Second, ask yourself if you’ve had a bunch of ideas that never happened. I know I’ve talked at times about building backpacks (yes I love outdoor packs). I’ve talked about lots of other ideas as well. In the midst of all those ideas I’ve also been very clear that they’re dreams and I’m focused on my current business.

Have you tried a bunch of ideas and never stuck to any of them? Have you jumped from idea to idea so often that your spouse rolls their eyes when you have the latest ‘great money maker’ or you have a new ‘passion’ they’ve never heard of?

Both of those scenarios are on you and your spouse can’t be blamed if they don’t put faith in this latest scheme.

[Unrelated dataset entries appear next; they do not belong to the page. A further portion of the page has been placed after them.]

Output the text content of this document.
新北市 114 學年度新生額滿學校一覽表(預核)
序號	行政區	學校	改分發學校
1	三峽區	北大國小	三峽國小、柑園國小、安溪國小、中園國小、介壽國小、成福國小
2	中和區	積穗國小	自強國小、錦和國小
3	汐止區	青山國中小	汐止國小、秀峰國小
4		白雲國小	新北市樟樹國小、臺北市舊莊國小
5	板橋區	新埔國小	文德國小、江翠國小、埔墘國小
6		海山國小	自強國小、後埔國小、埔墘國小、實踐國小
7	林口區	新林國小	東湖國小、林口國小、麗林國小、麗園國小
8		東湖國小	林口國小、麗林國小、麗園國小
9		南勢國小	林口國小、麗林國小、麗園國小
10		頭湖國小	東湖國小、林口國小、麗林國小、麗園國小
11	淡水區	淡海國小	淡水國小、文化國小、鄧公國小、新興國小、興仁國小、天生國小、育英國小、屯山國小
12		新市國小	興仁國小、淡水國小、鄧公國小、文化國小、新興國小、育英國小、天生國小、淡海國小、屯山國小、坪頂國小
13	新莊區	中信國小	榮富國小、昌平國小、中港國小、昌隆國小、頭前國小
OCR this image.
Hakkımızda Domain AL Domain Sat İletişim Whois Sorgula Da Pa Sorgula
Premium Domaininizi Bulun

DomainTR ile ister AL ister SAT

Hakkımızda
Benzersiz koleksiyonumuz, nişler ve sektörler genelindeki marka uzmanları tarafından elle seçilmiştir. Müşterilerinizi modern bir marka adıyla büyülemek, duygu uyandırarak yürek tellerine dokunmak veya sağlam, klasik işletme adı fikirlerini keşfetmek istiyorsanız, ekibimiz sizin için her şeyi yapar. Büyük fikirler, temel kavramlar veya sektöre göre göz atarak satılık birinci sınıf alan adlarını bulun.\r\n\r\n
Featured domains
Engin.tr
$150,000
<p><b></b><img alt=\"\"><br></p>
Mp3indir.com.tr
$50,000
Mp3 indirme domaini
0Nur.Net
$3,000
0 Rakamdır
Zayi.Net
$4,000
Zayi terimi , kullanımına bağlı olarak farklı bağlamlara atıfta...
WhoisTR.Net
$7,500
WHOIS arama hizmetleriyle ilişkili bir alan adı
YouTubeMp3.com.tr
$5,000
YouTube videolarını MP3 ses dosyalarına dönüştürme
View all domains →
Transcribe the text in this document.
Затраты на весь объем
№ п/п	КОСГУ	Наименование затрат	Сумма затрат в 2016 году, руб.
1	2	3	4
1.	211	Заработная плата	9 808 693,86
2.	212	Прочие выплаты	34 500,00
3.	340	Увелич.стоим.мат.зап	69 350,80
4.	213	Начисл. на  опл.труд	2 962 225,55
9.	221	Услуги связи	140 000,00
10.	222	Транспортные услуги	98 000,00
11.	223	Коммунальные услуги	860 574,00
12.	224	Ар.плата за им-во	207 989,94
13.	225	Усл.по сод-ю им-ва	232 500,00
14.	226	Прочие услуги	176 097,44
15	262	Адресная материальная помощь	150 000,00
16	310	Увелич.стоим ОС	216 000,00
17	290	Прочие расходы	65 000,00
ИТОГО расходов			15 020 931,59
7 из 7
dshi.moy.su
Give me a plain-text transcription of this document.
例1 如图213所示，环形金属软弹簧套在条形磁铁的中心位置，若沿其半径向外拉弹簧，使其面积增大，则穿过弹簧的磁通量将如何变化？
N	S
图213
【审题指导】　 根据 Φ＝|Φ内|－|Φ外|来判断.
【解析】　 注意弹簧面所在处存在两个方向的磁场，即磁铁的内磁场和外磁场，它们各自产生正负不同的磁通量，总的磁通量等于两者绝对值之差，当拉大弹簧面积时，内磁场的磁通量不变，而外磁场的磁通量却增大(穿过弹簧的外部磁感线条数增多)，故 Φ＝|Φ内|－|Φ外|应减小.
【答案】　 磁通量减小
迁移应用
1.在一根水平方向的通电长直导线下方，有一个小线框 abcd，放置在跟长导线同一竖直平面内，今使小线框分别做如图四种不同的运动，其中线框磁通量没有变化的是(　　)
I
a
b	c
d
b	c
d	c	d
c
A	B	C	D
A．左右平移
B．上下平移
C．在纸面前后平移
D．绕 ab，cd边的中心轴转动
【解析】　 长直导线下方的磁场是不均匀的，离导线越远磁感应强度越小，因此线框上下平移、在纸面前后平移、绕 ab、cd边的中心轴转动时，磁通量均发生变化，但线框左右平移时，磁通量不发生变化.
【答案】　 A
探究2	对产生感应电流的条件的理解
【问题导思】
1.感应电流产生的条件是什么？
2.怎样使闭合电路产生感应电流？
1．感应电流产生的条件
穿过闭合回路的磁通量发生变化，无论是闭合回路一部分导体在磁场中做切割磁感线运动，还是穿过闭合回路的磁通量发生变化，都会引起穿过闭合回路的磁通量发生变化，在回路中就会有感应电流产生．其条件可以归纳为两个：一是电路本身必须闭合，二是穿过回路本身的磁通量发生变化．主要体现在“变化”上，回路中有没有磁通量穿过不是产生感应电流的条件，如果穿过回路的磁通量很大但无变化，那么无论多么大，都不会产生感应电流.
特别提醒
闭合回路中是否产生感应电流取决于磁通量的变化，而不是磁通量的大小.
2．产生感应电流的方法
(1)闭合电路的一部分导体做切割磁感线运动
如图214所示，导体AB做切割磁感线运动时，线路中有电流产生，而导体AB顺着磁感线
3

In this scenario you’re going to need to show that you’re going to stay the course. Work together to find a small piece of time to dedicate to it and then stick to that little amount of time until you can show that it’s working. Once you’ve shown that the idea has legs your spouse is much more likely to get behind your idea.

But…

It’s still possible that they never come around. You talk and talk and they don’t want to make the sacrifices needed to get the business going. You’ve even talked to some outside professional help together, and you’re at an impasse.

You might still be able to work it out so keep talking, but the one thing I never recommend is that you go ahead behind their back.

I firmly believe that if you succeed in business and fail in your relationships you’ve still failed.

Stay the course and address the dreams they have. Show them how their dreams can fit in with the business you want to run.

For most people, once you’ve addressed their fears, they’re ready to jump behind you and support you as you go bigger than you dreamed you could.